Frequently Asked Questions
Do the new COMPUTEX 2026 GeForce cards use a new GPU?
No. Every new partner graphics card shown at COMPUTEX 2026 runs the existing Blackwell-based GeForce RTX 50 Series silicon, including the RTX 5090, 5080, 5070 Ti, 5070 and 5060 Ti. The changes are in cooling, form factor, lighting and bundled features, not the core chip.
When does DLSS 4.5 Ray Reconstruction arrive?
DLSS 4.5 Ray Reconstruction is scheduled for this August, with a version for Blender 5.3 following in the fall. It uses a second-generation transformer model to reconstruct ray-traced effects with cleaner output and lower memory use than traditional denoisers, and it requires a GeForce RTX card.
What does SFF-Ready mean on the ASUS T1 RTX 5070?

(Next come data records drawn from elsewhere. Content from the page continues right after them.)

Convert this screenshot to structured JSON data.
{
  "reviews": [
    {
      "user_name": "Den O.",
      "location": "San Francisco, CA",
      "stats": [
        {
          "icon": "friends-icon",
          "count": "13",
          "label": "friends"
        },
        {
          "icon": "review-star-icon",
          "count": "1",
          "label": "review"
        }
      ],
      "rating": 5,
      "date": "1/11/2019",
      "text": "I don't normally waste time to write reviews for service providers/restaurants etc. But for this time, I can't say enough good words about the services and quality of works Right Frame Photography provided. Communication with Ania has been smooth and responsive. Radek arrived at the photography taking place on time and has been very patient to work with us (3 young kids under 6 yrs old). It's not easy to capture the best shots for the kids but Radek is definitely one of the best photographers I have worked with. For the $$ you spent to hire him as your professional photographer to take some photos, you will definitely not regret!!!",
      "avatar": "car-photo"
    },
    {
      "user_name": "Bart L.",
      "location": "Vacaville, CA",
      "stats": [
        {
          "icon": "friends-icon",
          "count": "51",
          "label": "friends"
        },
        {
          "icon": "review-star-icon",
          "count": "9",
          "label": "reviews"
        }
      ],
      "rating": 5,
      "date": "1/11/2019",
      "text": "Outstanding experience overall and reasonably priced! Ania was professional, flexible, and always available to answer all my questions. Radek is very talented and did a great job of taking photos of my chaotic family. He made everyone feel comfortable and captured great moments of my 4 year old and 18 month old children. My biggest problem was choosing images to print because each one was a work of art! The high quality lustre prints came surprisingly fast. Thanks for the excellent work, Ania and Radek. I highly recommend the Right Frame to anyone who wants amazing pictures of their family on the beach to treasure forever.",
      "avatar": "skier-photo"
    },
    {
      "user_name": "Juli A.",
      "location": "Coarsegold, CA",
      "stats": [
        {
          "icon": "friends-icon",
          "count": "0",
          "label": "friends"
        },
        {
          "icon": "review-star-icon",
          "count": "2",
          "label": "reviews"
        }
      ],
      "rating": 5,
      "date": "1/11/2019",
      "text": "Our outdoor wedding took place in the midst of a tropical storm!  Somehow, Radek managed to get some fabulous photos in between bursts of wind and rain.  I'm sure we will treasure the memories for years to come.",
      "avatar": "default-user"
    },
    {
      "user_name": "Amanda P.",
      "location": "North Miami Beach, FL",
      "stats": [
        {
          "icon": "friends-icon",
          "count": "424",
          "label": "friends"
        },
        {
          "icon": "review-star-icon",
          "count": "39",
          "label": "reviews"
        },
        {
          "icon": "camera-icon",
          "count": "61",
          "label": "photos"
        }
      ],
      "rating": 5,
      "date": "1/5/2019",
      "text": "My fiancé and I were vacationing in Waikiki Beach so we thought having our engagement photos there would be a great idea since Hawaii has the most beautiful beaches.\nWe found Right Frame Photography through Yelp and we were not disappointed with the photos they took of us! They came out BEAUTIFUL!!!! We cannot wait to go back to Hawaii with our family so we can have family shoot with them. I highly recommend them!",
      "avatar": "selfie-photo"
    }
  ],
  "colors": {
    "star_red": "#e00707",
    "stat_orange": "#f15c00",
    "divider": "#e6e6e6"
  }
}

SFF-Ready means the card has been validated by NVIDIA to fit inside many small-form-factor PC cases. The ASUS T1 GeForce RTX 5070 carries that badge, so builders can use it in compact systems without guessing whether it physically fits.
Which new card is fully liquid cooled?
PNY’s GeForce RTX 5090 32GB is the new all-in-one liquid cooled model, using a full-cover waterblock co-designed with LYNK+ and a quick connect and disconnect fitting that lets owners later extend the loop to a CPU or other components.